Stage 2: I stopped being fine. For some of my co-workers they said they "lost it" as soon as they got to their cars. One said she couldn't get to her car fast enough for fear of a stray shooter still on the loose. But for me I didn't lose it until 9:15pm when I saw the first shooter's name in writing on the news. I don't know the guy. It just became real for me when I saw the kid's name in writing.
Stage 3: I've been having some funny "symptoms" since last Tuesday. My stomach gets upset at least once a day. Randomly, without notice, I want to cry. I get really irritated for apparently no reason. And the one I dislike the most: I want to tell anyone sitting against the window in my office to please sit somewhere else. Please don't sit in front of the window. I don't say it. But I want to.
See, during the lockdown all of us were instructed to move to interior rooms without windows. All doors to room/offices with windows were to be closed. My office has windows. Big windows from floor to ceiling. I used to love those windows. Right now I don't.
As a yoga therapist who also specializes in trauma, I know that this third stage I've described is traumatic stress. Anyone who's been through a dangerous, critical event (a shooting, severe weather, a scary medical procedure) can relate to these symptoms. Right after the event you don't feel quite right. You're fuzzy, and somewhat fixated on that thing that just happened to you. I'm sure many of us in the Denver area are experiencing this right now if you've ever been in proximity to a school shooting. Right after the event it's common for any and all people who had a brush with the critical event to exhibit these symptoms.
But what happens next? For some, these symptoms will fade on their own, especially if you have supportive people around you who listen to your experience openly.

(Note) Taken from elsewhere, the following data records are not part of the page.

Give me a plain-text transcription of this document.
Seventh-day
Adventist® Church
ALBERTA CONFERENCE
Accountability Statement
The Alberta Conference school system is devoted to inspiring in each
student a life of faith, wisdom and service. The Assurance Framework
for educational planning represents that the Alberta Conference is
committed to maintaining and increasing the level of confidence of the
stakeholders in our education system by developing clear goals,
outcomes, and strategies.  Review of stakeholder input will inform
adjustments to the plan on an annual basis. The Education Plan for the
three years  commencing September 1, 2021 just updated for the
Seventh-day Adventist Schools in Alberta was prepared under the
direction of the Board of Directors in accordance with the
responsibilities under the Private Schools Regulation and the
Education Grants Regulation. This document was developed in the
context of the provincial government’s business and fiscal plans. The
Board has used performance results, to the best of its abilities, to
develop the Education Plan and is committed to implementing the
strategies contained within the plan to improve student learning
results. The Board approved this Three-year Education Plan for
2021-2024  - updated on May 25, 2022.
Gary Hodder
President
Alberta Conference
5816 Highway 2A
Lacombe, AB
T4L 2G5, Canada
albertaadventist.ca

But for some, even if you have that support, you can't get back to life as usual. Or perhaps you don't have a supportive system of friends and family--you feel isolated. If either of the last two is true for you, don't ignore what you're going through. There's nothing wrong with you. Keep in mind that you're having natural reactions to unnatural events. Whatever you feel right now is fine.
Use exercise to help you get through this. Stay active. Don't sit around. Go kick a soccer ball, take a run, play with your dog, do yoga, put on a gymnastics routine for your family. Whatever. Just move. Wear yourself out. It's a really, really good way to let go of all the bottled up tension, fear and stress. Let it loose.
You may not want to talk about it at all. That's fine. You don't have to. Refer your parents, friends or mates to this blogpost if they're pressuring you. Maybe just sit with someone you trust without talking. And do MOVE.
Just don't go it alone. Seek support. I offer 20-minute complimentary consultations via phone. You can also talk to your counselor at school if you're a kid or teen. Since school is about to let out, find out if your church or local rec center has some resources. If you're an adult, make an appointment through your work's EAP (Employee Assistance Program).
Traumatic stress makes everyone feel very alone. So don't isolate. Find the help you need, and that's right for you. Know that you're not alone. A lot of us are feeling "off" right after the events of May 7. Others are feeling what you're feeling right now, so go find them. You are not alone.